The latter is part of the ACA, Obama's signature healthcare law that got off to a rather rocky start, but evidence is now gathering that ACA is at least partly responsible for the unexpected slowdown in healthcare cost increases. The consequences can be rather significant. Here is Peter Orzag, former director of the CBO, now at Citybank:


If Medicare costs continue to grow at the same rate per beneficiary as the average of the past five years, "there's no increase in Medicare as a share of GDP despite the coming retirement of Baby Boomers, the entire long-term fiscal gap in that program disappears and therefore most of the long-term fiscal gap facing the nation disappears.
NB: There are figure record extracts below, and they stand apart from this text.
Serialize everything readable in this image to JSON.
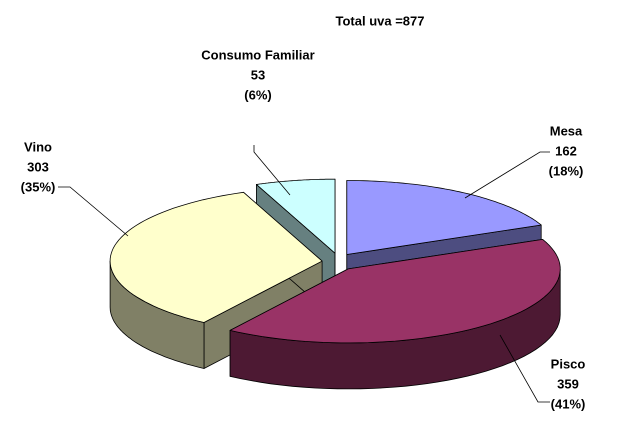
{
  "chart_data": {
    "type": "pie3d",
    "title": "Total uva =877",
    "categories": [
      "Mesa",
      "Pisco",
      "Vino",
      "Consumo Familiar"
    ],
    "values": [
      162,
      359,
      303,
      53
    ],
    "percent_labels": [
      "(18%)",
      "(41%)",
      "(35%)",
      "(6%)"
    ],
    "colors": [
      "#9999ff",
      "#993366",
      "#ffffcc",
      "#ccffff"
    ],
    "side_colors": [
      "#4d4d80",
      "#4d1933",
      "#808066",
      "#668080"
    ]
  }
}
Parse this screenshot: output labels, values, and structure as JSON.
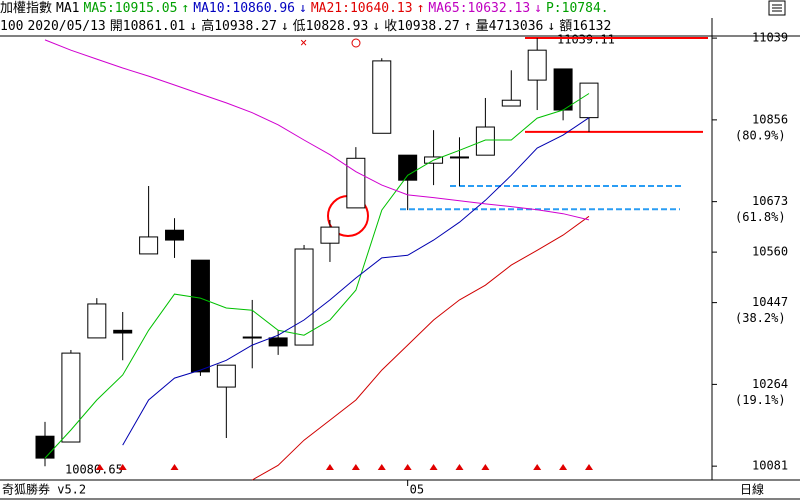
{
  "header": {
    "row1": [
      {
        "text": "加權指數",
        "color": "#000000"
      },
      {
        "text": "MA1",
        "color": "#000000"
      },
      {
        "text": "MA5:10915.05",
        "color": "#00a000"
      },
      {
        "text": "↑",
        "color": "#00a000"
      },
      {
        "text": "MA10:10860.96",
        "color": "#0000c0"
      },
      {
        "text": "↓",
        "color": "#0000c0"
      },
      {
        "text": "MA21:10640.13",
        "color": "#e00000"
      },
      {
        "text": "↑",
        "color": "#e00000"
      },
      {
        "text": "MA65:10632.13",
        "color": "#c000c0"
      },
      {
        "text": "↓",
        "color": "#c000c0"
      },
      {
        "text": "P:10784.",
        "color": "#00a000"
      }
    ],
    "row2": [
      {
        "text": "100",
        "color": "#000000"
      },
      {
        "text": "2020/05/13",
        "color": "#000000"
      },
      {
        "text": "開10861.01",
        "color": "#000000"
      },
      {
        "text": "↓",
        "color": "#000000"
      },
      {
        "text": "高10938.27",
        "color": "#000000"
      },
      {
        "text": "↓",
        "color": "#000000"
      },
      {
        "text": "低10828.93",
        "color": "#000000"
      },
      {
        "text": "↓",
        "color": "#000000"
      },
      {
        "text": "收10938.27",
        "color": "#000000"
      },
      {
        "text": "↑",
        "color": "#000000"
      },
      {
        "text": "量4713036",
        "color": "#000000"
      },
      {
        "text": "↓",
        "color": "#000000"
      },
      {
        "text": "額16132",
        "color": "#000000"
      }
    ]
  },
  "footer": {
    "left": "奇狐勝券 v5.2",
    "right": "日線"
  },
  "chart_data": {
    "type": "candlestick",
    "categories": [
      null,
      null,
      null,
      null,
      null,
      null,
      null,
      null,
      null,
      null,
      null,
      null,
      null,
      null,
      "05",
      null,
      null,
      null,
      null,
      null,
      null,
      null
    ],
    "open": [
      10148,
      10135,
      10368,
      10385,
      10556,
      10609,
      10542,
      10258,
      10368,
      10368,
      10352,
      10580,
      10659,
      10826,
      10777,
      10759,
      10773,
      10777,
      10887,
      10945,
      10970,
      10861.01
    ],
    "high": [
      10180,
      10341,
      10457,
      10426,
      10708,
      10636,
      10542,
      10307,
      10453,
      10385,
      10576,
      10632,
      10795,
      10994,
      10777,
      10833,
      10817,
      10905,
      10967,
      11039.11,
      10970,
      10938.27
    ],
    "low": [
      10080.65,
      10135,
      10368,
      10318,
      10556,
      10547,
      10283,
      10144,
      10300,
      10330,
      10352,
      10538,
      10659,
      10826,
      10654,
      10710,
      10708,
      10777,
      10887,
      10878,
      10855,
      10828.93
    ],
    "close": [
      10099,
      10334,
      10444,
      10379,
      10594,
      10587,
      10292,
      10307,
      10370,
      10350,
      10567,
      10616,
      10770,
      10988,
      10721,
      10773,
      10771,
      10840,
      10900,
      11012,
      10878,
      10938.27
    ],
    "up_color": "#ffffff",
    "down_color": "#000000",
    "overlays": [
      {
        "color": "#00c000",
        "values": [
          10099,
          10162,
          10229,
          10285,
          10385,
          10466,
          10457,
          10435,
          10430,
          10385,
          10374,
          10408,
          10475,
          10654,
          10732,
          10766,
          10788,
          10811,
          10811,
          10860,
          10878,
          10915.05
        ]
      },
      {
        "color": "#0000b0",
        "values": [
          null,
          null,
          null,
          10128,
          10229,
          10278,
          10296,
          10318,
          10352,
          10374,
          10408,
          10453,
          10502,
          10547,
          10553,
          10587,
          10627,
          10676,
          10732,
          10793,
          10822,
          10860.96
        ]
      },
      {
        "color": "#d00000",
        "values": [
          null,
          null,
          null,
          null,
          null,
          null,
          null,
          null,
          10050,
          10083,
          10139,
          10184,
          10229,
          10296,
          10352,
          10408,
          10453,
          10486,
          10531,
          10564,
          10598,
          10640.13
        ]
      },
      {
        "color": "#d000d0",
        "values": [
          11035,
          11012,
          10992,
          10972,
          10954,
          10934,
          10914,
          10894,
          10872,
          10845,
          10811,
          10778,
          10740,
          10710,
          10688,
          10682,
          10675,
          10668,
          10662,
          10655,
          10646,
          10632.13
        ]
      }
    ],
    "hlines": [
      {
        "value": 11039.11,
        "color": "#ff0000",
        "dashed": false
      },
      {
        "value": 10829,
        "color": "#ff0000",
        "dashed": false
      },
      {
        "value": 10708,
        "color": "#2a9df4",
        "dashed": true
      },
      {
        "value": 10656,
        "color": "#2a9df4",
        "dashed": true
      }
    ],
    "annotations": [
      {
        "text": "11039.11"
      },
      {
        "text": "10080.65"
      }
    ],
    "ylim": [
      10050,
      11084
    ],
    "yticks": [
      11039,
      10856,
      10673,
      10560,
      10447,
      10264,
      10081
    ],
    "fib_labels": [
      {
        "value": 10856,
        "label": "(80.9%)"
      },
      {
        "value": 10673,
        "label": "(61.8%)"
      },
      {
        "value": 10447,
        "label": "(38.2%)"
      },
      {
        "value": 10264,
        "label": "(19.1%)"
      }
    ]
  }
}
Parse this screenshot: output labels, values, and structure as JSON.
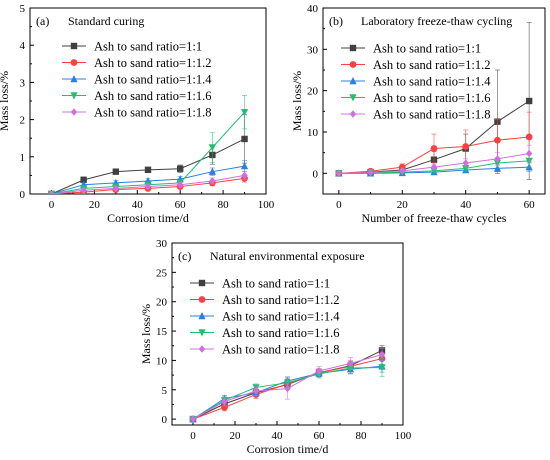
{
  "chart_data": [
    {
      "type": "line",
      "panel_label": "(a)",
      "title": "Standard curing",
      "xlabel": "Corrosion time/d",
      "ylabel": "Mass loss/%",
      "xlim": [
        -10,
        100
      ],
      "ylim": [
        0,
        5
      ],
      "xticks": [
        "0",
        "20",
        "40",
        "60",
        "80",
        "100"
      ],
      "yticks": [
        "0",
        "1",
        "2",
        "3",
        "4",
        "5"
      ],
      "x": [
        0,
        15,
        30,
        45,
        60,
        75,
        90
      ],
      "legend_position": "top-right",
      "series": [
        {
          "name": "Ash to sand ratio=1:1",
          "values": [
            0,
            0.38,
            0.6,
            0.65,
            0.68,
            1.05,
            1.48
          ],
          "error": [
            0,
            0.08,
            0.05,
            0.06,
            0.1,
            0.25,
            0.65
          ]
        },
        {
          "name": "Ash to sand ratio=1:1.2",
          "values": [
            0,
            0.05,
            0.12,
            0.15,
            0.2,
            0.3,
            0.42
          ],
          "error": [
            0,
            0.02,
            0.03,
            0.04,
            0.05,
            0.08,
            0.1
          ]
        },
        {
          "name": "Ash to sand ratio=1:1.4",
          "values": [
            0,
            0.25,
            0.3,
            0.35,
            0.4,
            0.6,
            0.75
          ],
          "error": [
            0,
            0.05,
            0.06,
            0.06,
            0.07,
            0.1,
            0.15
          ]
        },
        {
          "name": "Ash to sand ratio=1:1.6",
          "values": [
            0,
            0.15,
            0.2,
            0.25,
            0.3,
            1.25,
            2.2
          ],
          "error": [
            0,
            0.04,
            0.05,
            0.06,
            0.08,
            0.4,
            0.45
          ]
        },
        {
          "name": "Ash to sand ratio=1:1.8",
          "values": [
            0,
            0.1,
            0.15,
            0.2,
            0.25,
            0.35,
            0.5
          ],
          "error": [
            0,
            0.03,
            0.04,
            0.05,
            0.06,
            0.08,
            0.1
          ]
        }
      ],
      "colors": [
        "#404040",
        "#ff4040",
        "#2a7fe0",
        "#20c070",
        "#d070e0"
      ]
    },
    {
      "type": "line",
      "panel_label": "(b)",
      "title": "Laboratory freeze-thaw cycling",
      "xlabel": "Number of freeze-thaw cycles",
      "ylabel": "Mass loss/%",
      "xlim": [
        -5,
        65
      ],
      "ylim": [
        -5,
        40
      ],
      "xticks": [
        "0",
        "20",
        "40",
        "60"
      ],
      "yticks": [
        "0",
        "10",
        "20",
        "30",
        "40"
      ],
      "x": [
        0,
        10,
        20,
        30,
        40,
        50,
        60
      ],
      "legend_position": "top-right",
      "series": [
        {
          "name": "Ash to sand ratio=1:1",
          "values": [
            0,
            0.3,
            0.8,
            3.3,
            6.0,
            12.5,
            17.5
          ],
          "error": [
            0,
            0.2,
            0.5,
            2.0,
            3.5,
            12.5,
            19
          ]
        },
        {
          "name": "Ash to sand ratio=1:1.2",
          "values": [
            0,
            0.5,
            1.5,
            6.0,
            6.5,
            8.0,
            8.8
          ],
          "error": [
            0,
            0.3,
            0.8,
            3.5,
            4.0,
            5.0,
            6.0
          ]
        },
        {
          "name": "Ash to sand ratio=1:1.4",
          "values": [
            0,
            0,
            0.1,
            0.3,
            0.8,
            1.2,
            1.5
          ],
          "error": [
            0,
            0.1,
            0.2,
            0.4,
            0.6,
            0.8,
            1.0
          ]
        },
        {
          "name": "Ash to sand ratio=1:1.6",
          "values": [
            0,
            0.1,
            0.3,
            0.6,
            1.2,
            2.5,
            3.0
          ],
          "error": [
            0,
            0.1,
            0.2,
            0.4,
            0.7,
            1.2,
            1.5
          ]
        },
        {
          "name": "Ash to sand ratio=1:1.8",
          "values": [
            0,
            0.2,
            0.6,
            1.5,
            2.5,
            3.5,
            4.8
          ],
          "error": [
            0,
            0.1,
            0.3,
            0.6,
            1.0,
            1.5,
            2.0
          ]
        }
      ],
      "colors": [
        "#404040",
        "#ff4040",
        "#2a7fe0",
        "#20c070",
        "#d070e0"
      ]
    },
    {
      "type": "line",
      "panel_label": "(c)",
      "title": "Natural environmental exposure",
      "xlabel": "Corrosion time/d",
      "ylabel": "Mass loss/%",
      "xlim": [
        -10,
        100
      ],
      "ylim": [
        -1,
        30
      ],
      "xticks": [
        "0",
        "20",
        "40",
        "60",
        "80",
        "100"
      ],
      "yticks": [
        "0",
        "5",
        "10",
        "15",
        "20",
        "25",
        "30"
      ],
      "x": [
        0,
        15,
        30,
        45,
        60,
        75,
        90
      ],
      "legend_position": "top-right",
      "series": [
        {
          "name": "Ash to sand ratio=1:1",
          "values": [
            0,
            2.6,
            4.5,
            5.9,
            7.9,
            9.1,
            11.7
          ],
          "error": [
            0,
            0.5,
            0.6,
            0.7,
            0.6,
            0.8,
            0.8
          ]
        },
        {
          "name": "Ash to sand ratio=1:1.2",
          "values": [
            0,
            2.0,
            4.2,
            6.0,
            7.9,
            9.0,
            10.3
          ],
          "error": [
            0,
            0.6,
            0.7,
            0.8,
            0.7,
            0.9,
            1.0
          ]
        },
        {
          "name": "Ash to sand ratio=1:1.4",
          "values": [
            0,
            3.5,
            4.5,
            6.5,
            7.8,
            8.5,
            9.0
          ],
          "error": [
            0,
            0.5,
            0.6,
            0.7,
            0.6,
            0.8,
            1.0
          ]
        },
        {
          "name": "Ash to sand ratio=1:1.6",
          "values": [
            0,
            3.2,
            5.4,
            6.2,
            7.7,
            8.7,
            8.8
          ],
          "error": [
            0,
            0.6,
            0.6,
            0.8,
            0.7,
            0.9,
            1.5
          ]
        },
        {
          "name": "Ash to sand ratio=1:1.8",
          "values": [
            0,
            3.0,
            4.8,
            5.2,
            8.2,
            9.5,
            11.0
          ],
          "error": [
            0,
            0.7,
            0.8,
            1.8,
            0.8,
            1.0,
            1.0
          ]
        }
      ],
      "colors": [
        "#404040",
        "#ff4040",
        "#2a7fe0",
        "#20c070",
        "#d070e0"
      ]
    }
  ]
}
He added that rather than to bicker over small potatoes in present day budget battles, politicians should exert maximum effort to reinforce this bend in the healthcare cost curves. We couldn't agree more. Given America's much higher healthcare spending, compared to other developed countries, here is where much of any future public finance problems can be solved.


Conclusions


  • The public debt situation isn't nearly as scary as the $17 trillion headline figures might suggest, a significant part is owed to other Federal agencies, and future generations will inherit not only the debt, but also most of the government bonds
  • Deficits were mostly cyclical and have come down rapidly to the 4% level where they produce a stable 80% debt/GDP level under historical 5% nominal GDP conditions
  • The US has (compared to most other developed countries) rather favorable demographics, a relatively modest welfare state and one of the lowest tax bases
  • The US can print its own money, which is the world's reserve currency and it has very deep financial markets. There isn't really a relevant example of a country facing dramatic consequences as a result of foreign investors bailing under comparable circumstances
  • Entitlements are on a mildly upward trajectory (depending on assumptions) as a result of an aging population and an increase in healthcare cost, but the latter especially contains much low hanging fruit (although mostly in the private sector part) and a promising start of bending these cost curves is already well underway. But entitlements seem too small to cause any real problems for the sustainability of public finances for some time to come.

So, yes, US public debt is relatively large, but we think that there is relatively little reason for immediate worry. Efforts should be concentrated on bending the healthcare cost curves further, these give by far the biggest bang for the buck.